There is an obvious flaw to this piece of desperate policy advice. The US central bank has already experimented with some massive rate cuts, and so far, those cuts have proved to be astonishingly ineffective at preventing a slowdown.
It is not hard to see why. The above chart compares two important US interest rates. The first is the effective federal funds rate. This is the rate that the US has been offering as part of its daily monetary policy operations. The second interest rate is the long term corporate bond yield for companies with a reasonably good but a not perfect credit rating.
The story is horribly clear; the central bank have cut short term rates almost to zero, but the long term rate faced by companies has actually increased. Those manic Fed rate cuts have been utterly ineffective in terms of reducing borrowing cuts for firms.
This should be unsurprising. Banking crises destroy the relationship between interest rates and the real economy. Banks in trouble don't go out and start new lending. Rather they cover up bad loans by issuing credits to existing customers who might be finding it difficult to make the interest payments. Credit often grows during banking crisis, but only in a malignant and unhealthy way.
Banking crises distort credit creation, which translates into higher risk premium on corporate lending. In economies with dysfunctional financial markets, lending to companies becomes more risky. Therefore, cutting rates can not prop the economy up when the banks are sliding towards insolvency. This is what the Fed has just found out after a year of negative real policy interest rates.

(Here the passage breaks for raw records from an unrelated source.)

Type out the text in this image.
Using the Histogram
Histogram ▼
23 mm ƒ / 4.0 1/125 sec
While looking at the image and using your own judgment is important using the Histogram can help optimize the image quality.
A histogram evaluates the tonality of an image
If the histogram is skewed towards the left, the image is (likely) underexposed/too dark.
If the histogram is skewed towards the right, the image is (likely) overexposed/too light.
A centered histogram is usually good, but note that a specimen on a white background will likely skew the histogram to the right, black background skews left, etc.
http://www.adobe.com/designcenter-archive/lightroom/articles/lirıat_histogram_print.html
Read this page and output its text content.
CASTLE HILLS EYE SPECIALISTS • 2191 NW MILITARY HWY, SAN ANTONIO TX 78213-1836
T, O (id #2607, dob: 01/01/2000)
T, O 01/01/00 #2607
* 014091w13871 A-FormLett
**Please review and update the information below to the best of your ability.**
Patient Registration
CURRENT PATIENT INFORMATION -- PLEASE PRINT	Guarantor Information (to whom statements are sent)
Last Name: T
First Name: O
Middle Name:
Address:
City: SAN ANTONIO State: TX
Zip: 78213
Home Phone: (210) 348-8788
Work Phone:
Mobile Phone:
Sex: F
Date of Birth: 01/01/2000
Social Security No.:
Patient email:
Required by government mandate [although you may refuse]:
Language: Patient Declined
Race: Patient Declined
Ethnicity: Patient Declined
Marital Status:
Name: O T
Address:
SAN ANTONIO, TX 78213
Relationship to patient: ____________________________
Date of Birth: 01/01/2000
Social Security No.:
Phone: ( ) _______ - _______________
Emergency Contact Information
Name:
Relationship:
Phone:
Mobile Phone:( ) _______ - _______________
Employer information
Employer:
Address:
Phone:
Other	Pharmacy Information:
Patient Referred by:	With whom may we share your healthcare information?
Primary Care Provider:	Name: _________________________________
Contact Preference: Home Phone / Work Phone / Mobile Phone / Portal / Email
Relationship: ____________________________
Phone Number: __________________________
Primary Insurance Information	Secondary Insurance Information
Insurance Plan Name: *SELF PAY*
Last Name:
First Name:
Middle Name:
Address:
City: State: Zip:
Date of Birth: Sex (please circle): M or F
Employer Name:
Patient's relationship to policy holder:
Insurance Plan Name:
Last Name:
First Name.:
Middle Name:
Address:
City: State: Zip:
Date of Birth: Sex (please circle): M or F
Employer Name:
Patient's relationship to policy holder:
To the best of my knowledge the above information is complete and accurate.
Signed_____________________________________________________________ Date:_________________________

So why did the Fed cut rates so dramatically. It is the old fat spread trick. Bernanke and the gang wanted to increase interest margins as a back door way of recapitalizing the banks. They wanted to put the cost of the banking crisis onto savers who would receive negative real interest rates on their deposits while banks would maintain lending rates.

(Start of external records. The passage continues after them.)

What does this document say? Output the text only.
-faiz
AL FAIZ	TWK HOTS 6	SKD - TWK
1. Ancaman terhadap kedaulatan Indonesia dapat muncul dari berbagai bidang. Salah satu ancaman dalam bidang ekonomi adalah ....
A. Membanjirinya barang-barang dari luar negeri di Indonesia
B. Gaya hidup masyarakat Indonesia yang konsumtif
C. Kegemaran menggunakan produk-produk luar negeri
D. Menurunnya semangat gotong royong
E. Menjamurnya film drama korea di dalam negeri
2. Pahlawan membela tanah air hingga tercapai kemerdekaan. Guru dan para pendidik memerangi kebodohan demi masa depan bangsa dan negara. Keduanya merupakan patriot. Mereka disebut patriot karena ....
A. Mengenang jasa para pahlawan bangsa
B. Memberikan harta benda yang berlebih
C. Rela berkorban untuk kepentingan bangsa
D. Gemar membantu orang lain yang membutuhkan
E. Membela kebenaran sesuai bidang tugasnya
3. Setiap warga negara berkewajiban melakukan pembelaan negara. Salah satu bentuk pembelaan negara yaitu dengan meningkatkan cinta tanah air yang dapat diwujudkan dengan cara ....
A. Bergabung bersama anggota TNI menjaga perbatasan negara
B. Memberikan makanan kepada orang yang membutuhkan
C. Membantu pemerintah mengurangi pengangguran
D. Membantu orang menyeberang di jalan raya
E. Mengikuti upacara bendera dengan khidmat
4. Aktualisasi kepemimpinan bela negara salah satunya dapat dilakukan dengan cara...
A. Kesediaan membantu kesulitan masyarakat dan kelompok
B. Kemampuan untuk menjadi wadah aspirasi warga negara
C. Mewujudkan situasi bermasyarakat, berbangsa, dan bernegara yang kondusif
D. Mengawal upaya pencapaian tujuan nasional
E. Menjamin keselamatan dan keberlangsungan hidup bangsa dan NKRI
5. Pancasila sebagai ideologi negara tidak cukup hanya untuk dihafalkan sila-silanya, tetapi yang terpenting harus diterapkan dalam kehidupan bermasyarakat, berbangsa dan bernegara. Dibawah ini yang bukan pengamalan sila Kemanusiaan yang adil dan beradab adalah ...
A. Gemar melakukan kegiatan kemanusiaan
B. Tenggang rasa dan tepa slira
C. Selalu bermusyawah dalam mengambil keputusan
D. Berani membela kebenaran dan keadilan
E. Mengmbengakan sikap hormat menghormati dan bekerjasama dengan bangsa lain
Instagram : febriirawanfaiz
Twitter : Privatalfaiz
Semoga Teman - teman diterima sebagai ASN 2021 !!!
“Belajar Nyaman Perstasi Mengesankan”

However, it hasn't worked. The banks are as insolvent as ever. That is why the strategy changed this week, when Bush announced that the government would start injecting new liquidity into US banks.
So, the MPC can cut rates to zero, but the policy won't stop a recession until the banks are sorted out. Firms will continue to face high borrowing costs, and investment will contract. However, low interest rates will destabilize household portfolio decisions. People will not save, and they will hold more money as cash rather than bank deposits.

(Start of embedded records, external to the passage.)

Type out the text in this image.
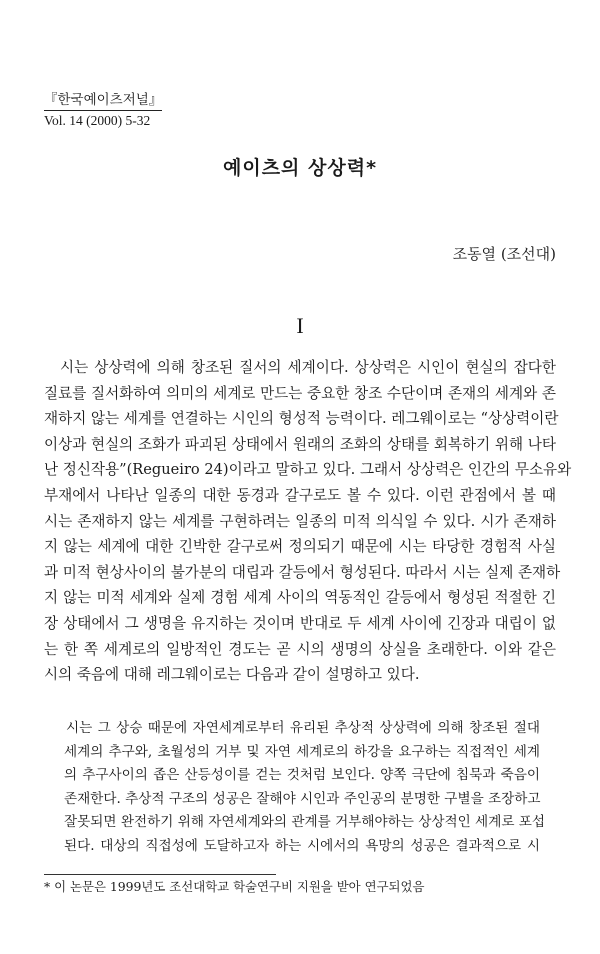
『한국예이츠저널』
Vol. 14 (2000) 5-32
예이츠의 상상력*
조동열 (조선대)
I
시는 상상력에 의해 창조된 질서의 세계이다. 상상력은 시인이 현실의 잡다한
질료를 질서화하여 의미의 세계로 만드는 중요한 창조 수단이며 존재의 세계와 존
재하지 않는 세계를 연결하는 시인의 형성적 능력이다. 레그웨이로는 “상상력이란
이상과 현실의 조화가 파괴된 상태에서 원래의 조화의 상태를 회복하기 위해 나타
난 정신작용”(Regueiro 24)이라고 말하고 있다. 그래서 상상력은 인간의 무소유와
부재에서 나타난 일종의 대한 동경과 갈구로도 볼 수 있다. 이런 관점에서 볼 때
시는 존재하지 않는 세계를 구현하려는 일종의 미적 의식일 수 있다. 시가 존재하
지 않는 세계에 대한 긴박한 갈구로써 정의되기 때문에 시는 타당한 경험적 사실
과 미적 현상사이의 불가분의 대립과 갈등에서 형성된다. 따라서 시는 실제 존재하
지 않는 미적 세계와 실제 경험 세계 사이의 역동적인 갈등에서 형성된 적절한 긴
장 상태에서 그 생명을 유지하는 것이며 반대로 두 세계 사이에 긴장과 대립이 없
는 한 쪽 세계로의 일방적인 경도는 곧 시의 생명의 상실을 초래한다. 이와 같은
시의 죽음에 대해 레그웨이로는 다음과 같이 설명하고 있다.
시는 그 상승 때문에 자연세계로부터 유리된 추상적 상상력에 의해 창조된 절대
세계의 추구와, 초월성의 거부 및 자연 세계로의 하강을 요구하는 직접적인 세계
의 추구사이의 좁은 산등성이를 걷는 것처럼 보인다. 양쪽 극단에 침묵과 죽음이
존재한다. 추상적 구조의 성공은 잘해야 시인과 주인공의 분명한 구별을 조장하고
잘못되면 완전하기 위해 자연세계와의 관계를 거부해야하는 상상적인 세계로 포섭
된다. 대상의 직접성에 도달하고자 하는 시에서의 욕망의 성공은 결과적으로 시
* 이 논문은 1999년도 조선대학교 학술연구비 지원을 받아 연구되었음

What will low rates and a banking crisis do to inflation? The simplistic view is that declining credit growth will lead to a fall in aggregate demand and ultimately declining prices.
Unfortunately, things are a little more complicated. Banking crisis are associated with huge liquidity injections, that begins by sitting on bank balance sheets. However, people are forward looking creatures, they know that this massive amount of new money will lead to higher prices. That expectation affects price setting behaviour today. People begin to increase prices today because they know that all that idle money will eventually feed into the real economy.
Sure enough, we are 14 months into the credit crunch, the UK economy has stopped growing, while the US economy is now in recession. What is happening to inflation? It is at a 16 year high in both countries.
8 comments:
Excellent post.
You get it, I get it, we all get it.
Except for the experts running the show. So I agree, cutting central bank rates must be about propping up banks. Or blind stupidity, you decide.
It's because the central banks have an obsessive compulsive disorder. They'll cut interest rates because that's what they were always told to do.
The fact it isn't working won't enter the equation. This is not a results driven world any more.
Thank you, Alice, this is enlightening.
Good article, until the bit about. inflation. Austrian theory of money (that it's a commodity and fiat money is not really money at all) would hold that cutting interest rates (=printing more fiat money) doesn't work because it has literally no relationship to the real economy. Capital is not created through printing so, to use the euphemism, "liquidity injections" are just sucking capital from the real economy and into the banks. With less capital the real economy has to decline.
However, the contraction in credit leads to contraction in bank deposit money that more than offsets the printing so overall spendable money declines.
Be careful of terms like "aggregate demand". Demand is the supply of real goods. Printing paper does not increase demand except in the Keynesian fantasy world. The same world where countries can borrow themselves rich.
I like the phrase 'borrowing themselves rich' Nick. Good one.Accurately sums up the attitude of Britain I think.
Nick, If you are a real Austrian how can you not think there will not be a tsunami of inflation on the way ???
All the Austrians like Peter Schiff are saying that is what will happen ? Short term (over the next 12 months) inflation will fall but as soon as growth returns there will be a big problem unless interest rates are pushed up very very quickly.
AC, human action leads the economic. Sentiment has turned such that banks won't lend and businesses won't borrow. Thus the money doesn't hit the economy.
Schiff was good right up till June when the commodity bubble burst and decoupling was exposed. I always thought he was closer to Chicago school than Vienna.